Housebuilding targets should have legal weight, says Lords committee


Housebuilding targets should be put on an equal footing to environmental goals, a House of Lords committee has said.

The Lords’ Built Environment Committeereport says the way conflicts are managed between new housing and the needs of the environment results in “failing to deliver” both, according to Construction News’ sister magazine Architects’ Journal.

The committee said housebuilding targets should have “statutory weight” to give them “equal status with environmental goals”.

Conservative peer Daniel Moylan, who chairs the committee, said: “Our inquiry found that the achievement of the government’s housing and environmental policies has been hampered and sometimes completely blocked by lack of coordination in policy-making and haphazard and unbalanced implementation.

“‘It has become clear that until the government reconciles its own policy goals, it will continue to constrain new housebuilding in the name of improving the environment without delivering that goal either.”

The report comes a day after the prime minister pledged a more “pragmatic, proportionate, and realistic” approach to the environment that “eased the burden on working people”.

The committee said the policy backdrop to housing and the environment was “confusing” and “unclear” and that government guidance had made the “situation worse, not better”.

It pointed to the “effective moratoria” on housebuilding as a result of official advice on water neutrality, which it said risked putting small developers in affected areas out of business.

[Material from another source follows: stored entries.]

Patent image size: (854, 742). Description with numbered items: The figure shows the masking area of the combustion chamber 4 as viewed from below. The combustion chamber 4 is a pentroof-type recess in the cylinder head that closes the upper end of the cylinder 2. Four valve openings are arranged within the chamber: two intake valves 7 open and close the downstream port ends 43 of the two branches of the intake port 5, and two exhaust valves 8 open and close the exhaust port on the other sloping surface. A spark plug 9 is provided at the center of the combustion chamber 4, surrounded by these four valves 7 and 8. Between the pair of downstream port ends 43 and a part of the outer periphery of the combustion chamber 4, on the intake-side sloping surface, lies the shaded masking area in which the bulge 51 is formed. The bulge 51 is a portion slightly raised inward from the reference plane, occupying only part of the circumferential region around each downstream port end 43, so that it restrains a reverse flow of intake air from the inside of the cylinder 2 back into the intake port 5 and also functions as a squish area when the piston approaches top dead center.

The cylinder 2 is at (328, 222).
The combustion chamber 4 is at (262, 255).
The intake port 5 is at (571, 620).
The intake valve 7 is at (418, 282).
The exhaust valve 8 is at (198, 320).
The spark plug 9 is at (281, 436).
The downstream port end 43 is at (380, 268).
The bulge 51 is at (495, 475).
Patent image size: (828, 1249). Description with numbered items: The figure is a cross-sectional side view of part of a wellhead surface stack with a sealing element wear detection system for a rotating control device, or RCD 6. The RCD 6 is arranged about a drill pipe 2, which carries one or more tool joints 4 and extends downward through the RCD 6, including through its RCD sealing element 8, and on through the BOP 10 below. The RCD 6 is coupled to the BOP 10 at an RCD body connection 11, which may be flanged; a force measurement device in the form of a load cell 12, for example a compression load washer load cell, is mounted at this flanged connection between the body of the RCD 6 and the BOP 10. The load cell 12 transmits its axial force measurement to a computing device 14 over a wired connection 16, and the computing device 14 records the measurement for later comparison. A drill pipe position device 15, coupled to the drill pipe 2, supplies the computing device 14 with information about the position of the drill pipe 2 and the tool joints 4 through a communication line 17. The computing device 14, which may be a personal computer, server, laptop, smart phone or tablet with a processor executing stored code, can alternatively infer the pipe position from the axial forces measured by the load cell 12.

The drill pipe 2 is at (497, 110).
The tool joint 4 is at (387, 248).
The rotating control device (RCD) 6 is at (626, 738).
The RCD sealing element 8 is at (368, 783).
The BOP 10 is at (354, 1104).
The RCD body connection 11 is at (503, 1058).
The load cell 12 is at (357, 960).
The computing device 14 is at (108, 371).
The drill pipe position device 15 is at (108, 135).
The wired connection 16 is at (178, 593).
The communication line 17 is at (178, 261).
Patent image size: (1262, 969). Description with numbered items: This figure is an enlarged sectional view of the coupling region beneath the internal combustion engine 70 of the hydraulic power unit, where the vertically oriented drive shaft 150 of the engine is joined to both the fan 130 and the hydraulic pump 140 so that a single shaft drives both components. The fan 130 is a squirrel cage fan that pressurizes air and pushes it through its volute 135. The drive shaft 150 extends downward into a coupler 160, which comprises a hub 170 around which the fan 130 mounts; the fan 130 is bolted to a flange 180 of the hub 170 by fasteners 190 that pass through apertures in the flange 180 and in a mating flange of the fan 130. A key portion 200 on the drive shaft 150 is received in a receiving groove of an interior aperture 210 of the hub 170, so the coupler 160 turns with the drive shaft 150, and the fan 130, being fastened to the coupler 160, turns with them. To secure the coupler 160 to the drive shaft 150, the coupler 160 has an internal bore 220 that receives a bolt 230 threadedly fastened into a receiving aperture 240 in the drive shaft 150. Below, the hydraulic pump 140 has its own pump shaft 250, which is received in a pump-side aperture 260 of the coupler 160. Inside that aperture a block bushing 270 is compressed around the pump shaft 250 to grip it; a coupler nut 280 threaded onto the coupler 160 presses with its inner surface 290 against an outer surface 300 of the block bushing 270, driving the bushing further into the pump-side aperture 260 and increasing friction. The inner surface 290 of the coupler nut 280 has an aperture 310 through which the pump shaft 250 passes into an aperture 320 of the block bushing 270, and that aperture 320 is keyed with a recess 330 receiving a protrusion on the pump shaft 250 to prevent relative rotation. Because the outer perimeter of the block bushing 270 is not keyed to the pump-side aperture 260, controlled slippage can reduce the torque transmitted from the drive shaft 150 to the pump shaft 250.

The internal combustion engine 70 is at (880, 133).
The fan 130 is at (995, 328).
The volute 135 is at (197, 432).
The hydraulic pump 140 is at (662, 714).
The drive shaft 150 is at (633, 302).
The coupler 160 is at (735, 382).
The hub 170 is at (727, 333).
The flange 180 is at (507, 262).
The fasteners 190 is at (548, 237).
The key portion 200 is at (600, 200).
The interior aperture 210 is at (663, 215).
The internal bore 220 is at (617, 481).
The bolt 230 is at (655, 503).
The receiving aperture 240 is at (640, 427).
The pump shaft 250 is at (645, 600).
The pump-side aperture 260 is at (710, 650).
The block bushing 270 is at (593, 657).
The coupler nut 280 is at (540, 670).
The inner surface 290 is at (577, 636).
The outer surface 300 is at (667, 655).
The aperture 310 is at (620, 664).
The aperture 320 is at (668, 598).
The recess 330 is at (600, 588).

The government’s failed plan to scale back environmental rules on water pollution to “unblock 100,000 homes” by 2030 was opposed by some bodies, with the the Royal Society for the Protection of Birds calling the rule change a “national scandal” that could cause “total ecological collapse” in some rivers.

The Office for Environmental Protection said the government had “not adequately explained how, alongside such weakening of environmental law, new policy measures will ensure it still meets its objectives for water quality”.

Housebuilders claimed the rule had blocked at least 100,000 new homes since 2019. But the plan to relax the rule was blocked by the House of Lords last week after it voted down the amendment to the Levelling Up and Regeneration Bill. The government is now considering how to carry out its planned boost to housebuilding while preserving waterways.

Evidence to the Lords committee suggests that recent Nature England advice on the nutrient, water and recreational applications of the Habitats Regulations put at risk the delivery of 45,000 homes a year.

A government spokesperson said: “We know we must work together to build the homes this country needs – tackling pollution at source while protecting and improving the environment. The recent reforms we set out would have unlocked 100,000 much-needed homes and delivered a significant package to restore waterways to leave our environment in a better state than we found it.

“We have already invested £10bn to increase housing supply since the start of this Parliament, including £1bn to unlock unloved brownfield sites, so we can build more of the right homes in the right places.

“We will now consider the committee’s findings and respond in due course.”